The Oxford Knee Score (OKS) is a widely known patient-related outcome measure (PROM) to determine pain and knee functioning before and after total knee arthroplasty (TKA). Self-reported function is mainly influenced by change in pain; therefore, it was hypothesized that the OKS correlates more with pain than with performance-based functioning.
In a prospective cohort of 88 patients, who had a cementless mobile-bearing TKA, included in a randomized clinical trial, the correlation between the overall OKS, and its subscales for pain (PCS) and function (FCS), with performance-based functioning using the DynaPort® Knee Score (DKS), visual analogue scale score for pain (VAS) and the Knee Society Score (KSS) was evaluated. All scores were measured preoperatively, 6 months and 1 year after surgery. Overall change in outcome over time was analysed until 5 years after surgery.

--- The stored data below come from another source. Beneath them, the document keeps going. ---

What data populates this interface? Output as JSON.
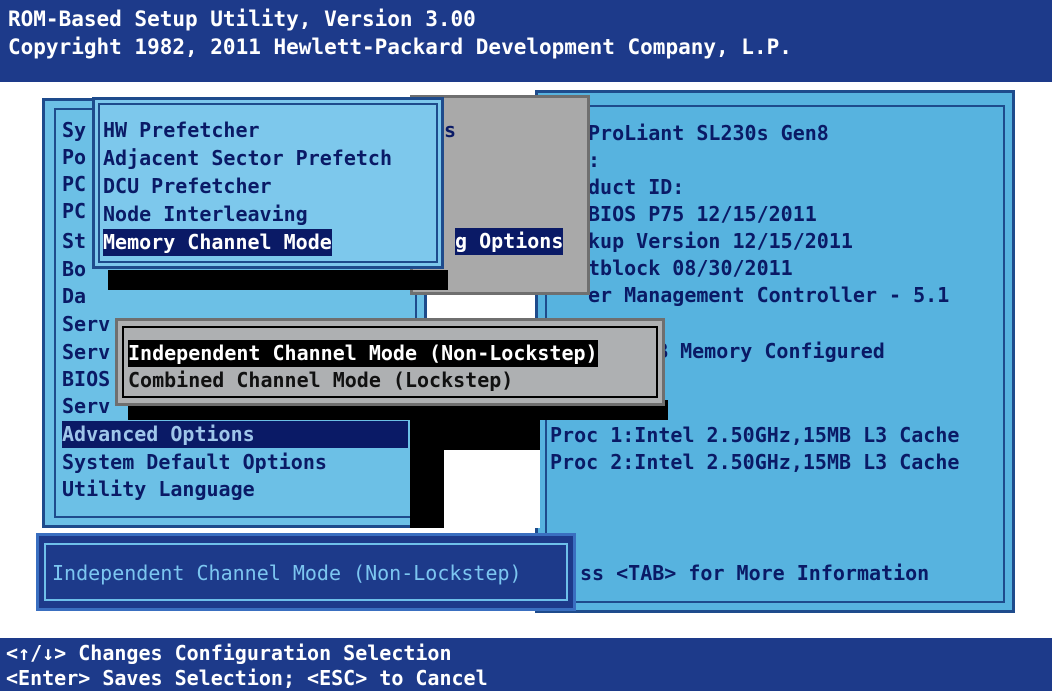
{
  "header": {
    "title": "ROM-Based Setup Utility, Version 3.00",
    "copyright": "Copyright 1982, 2011 Hewlett-Packard Development Company, L.P."
  },
  "main_menu": {
    "items": [
      {
        "label": "Sy"
      },
      {
        "label": "Po"
      },
      {
        "label": "PC"
      },
      {
        "label": "PC"
      },
      {
        "label": "St"
      },
      {
        "label": "Bo"
      },
      {
        "label": "Da"
      },
      {
        "label": "Serv"
      },
      {
        "label": "Serv"
      },
      {
        "label": "BIOS"
      },
      {
        "label": "Serv"
      },
      {
        "label": "Advanced Options"
      },
      {
        "label": "System Default Options"
      },
      {
        "label": "Utility Language"
      }
    ]
  },
  "grey_panel": {
    "fragment_top": "s",
    "fragment_options": "g Options"
  },
  "submenu": {
    "items": [
      {
        "label": "HW Prefetcher"
      },
      {
        "label": "Adjacent Sector Prefetch"
      },
      {
        "label": "DCU Prefetcher"
      },
      {
        "label": "Node Interleaving"
      },
      {
        "label": "Memory Channel Mode"
      }
    ]
  },
  "info": {
    "lines": [
      "ProLiant SL230s Gen8",
      ":",
      "duct ID:",
      "BIOS P75 12/15/2011",
      "kup Version 12/15/2011",
      "tblock 08/30/2011",
      "er Management Controller - 5.1",
      "",
      "B Memory Configured",
      "",
      "",
      "Proc 1:Intel 2.50GHz,15MB L3 Cache",
      "Proc 2:Intel 2.50GHz,15MB L3 Cache"
    ],
    "more_info": "ss <TAB> for More Information"
  },
  "popup": {
    "options": [
      {
        "label": "Independent Channel Mode (Non-Lockstep)"
      },
      {
        "label": "Combined Channel Mode (Lockstep)"
      }
    ]
  },
  "current_value": "Independent Channel Mode (Non-Lockstep)",
  "footer": {
    "line1": "<↑/↓> Changes Configuration Selection",
    "line2": "<Enter> Saves Selection; <ESC> to Cancel"
  },
  "colors": {
    "header_bg": "#1d3a8a",
    "panel_bg": "#6cc0e6",
    "info_bg": "#57b3df",
    "text": "#0a1a66",
    "popup_bg": "#aeb0b2"
  }
}
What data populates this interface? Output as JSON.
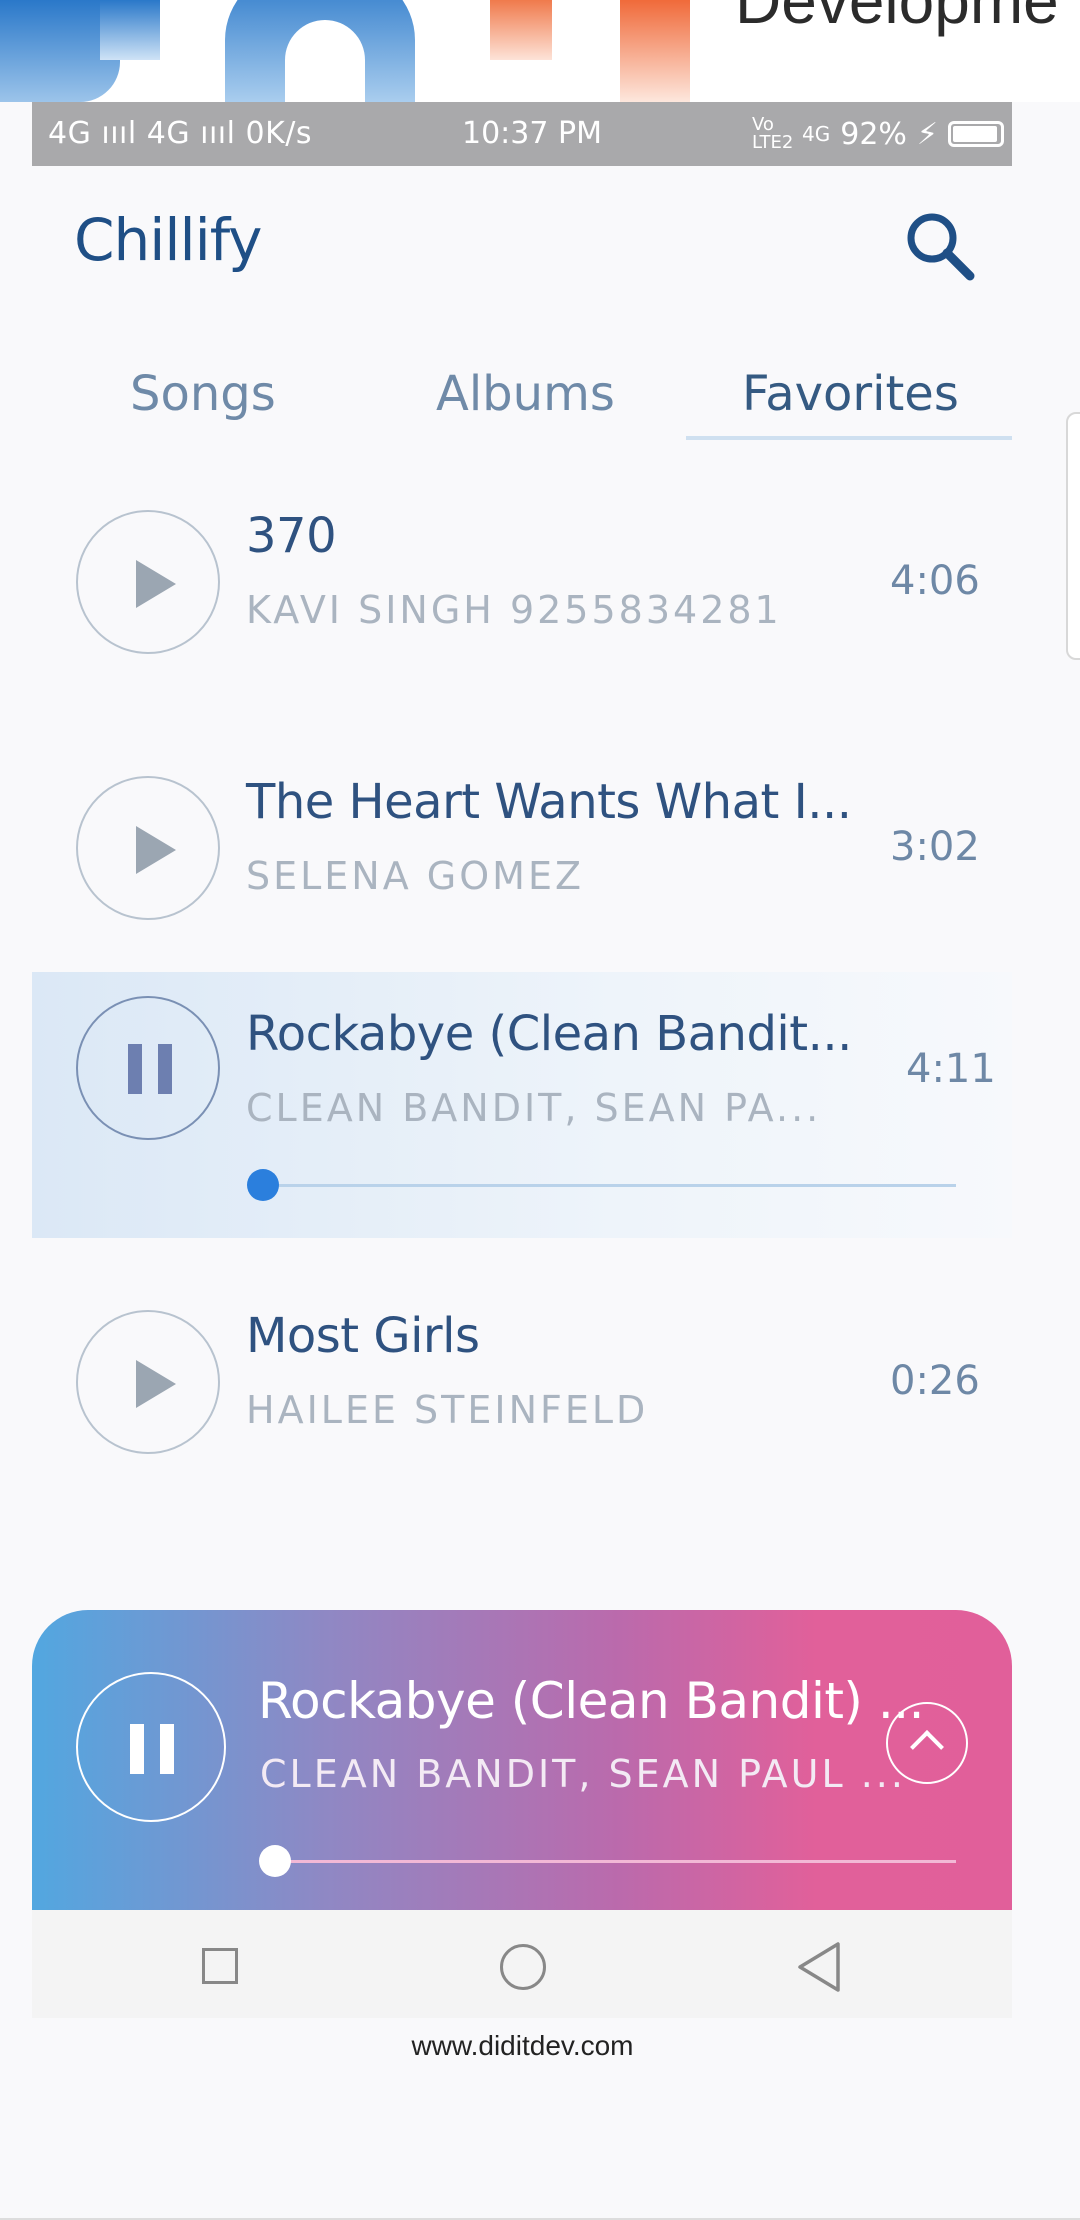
{
  "banner": {
    "cropped_text": "Developme"
  },
  "status_bar": {
    "left": "4G ıııl 4G ıııl 0K/s",
    "time": "10:37 PM",
    "carrier": "Vo LTE2",
    "network": "4G",
    "battery": "92%"
  },
  "app": {
    "title": "Chillify",
    "search_icon": "search-icon"
  },
  "tabs": [
    "Songs",
    "Albums",
    "Favorites"
  ],
  "active_tab": "Favorites",
  "songs": [
    {
      "title": "370",
      "artist": "KAVI SINGH 9255834281",
      "duration": "4:06",
      "state": "paused"
    },
    {
      "title": "The Heart Wants What I...",
      "artist": "SELENA GOMEZ",
      "duration": "3:02",
      "state": "paused"
    },
    {
      "title": "Rockabye (Clean Bandit...",
      "artist": "CLEAN BANDIT, SEAN PA...",
      "duration": "4:11",
      "state": "playing",
      "progress": 0.01
    },
    {
      "title": "Most Girls",
      "artist": "HAILEE STEINFELD",
      "duration": "0:26",
      "state": "paused"
    }
  ],
  "mini_player": {
    "title": "Rockabye (Clean Bandit) ...",
    "artist": "CLEAN BANDIT, SEAN PAUL ...",
    "progress": 0.01
  },
  "colors": {
    "accent": "#2b7fdd",
    "title_text": "#1f4f86",
    "mini_gradient_start": "#52a7e0",
    "mini_gradient_end": "#e15f9a"
  },
  "footer": {
    "url": "www.diditdev.com"
  }
}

All scores improved over time. The DKS was influenced by sex, preoperative BMI and age. The internal consistency of the OKS PCS increased over time, whereas the OKS FCS remained the same. The mean postoperative OKS FCS showed moderate correlation with the DKS (r = 0.65, p < 0.001), and the mean postoperative OKS and OKS PCS showed high correlation with the VAS (r = −0.79 and r = −0.82, respectively, p < 0.001). The mean postoperative KSS showed high correlations with the OKS (r = 0.80, p < 0.001), the OKS PCS (r = 0.72 p < 0.001) and OKS FCS (r = 0.74, p < 0.001).
The postoperative OKS and the OKS PCS showed high correlation with pain, but only the postoperative OKS FCS was well correlated with performance-based functioning. This suggests that the OKS is more related to pain and tells us less on postoperative functioning. This is important when the OKS as PROM is used to evaluate the quality of orthopaedic care of patients with TKA.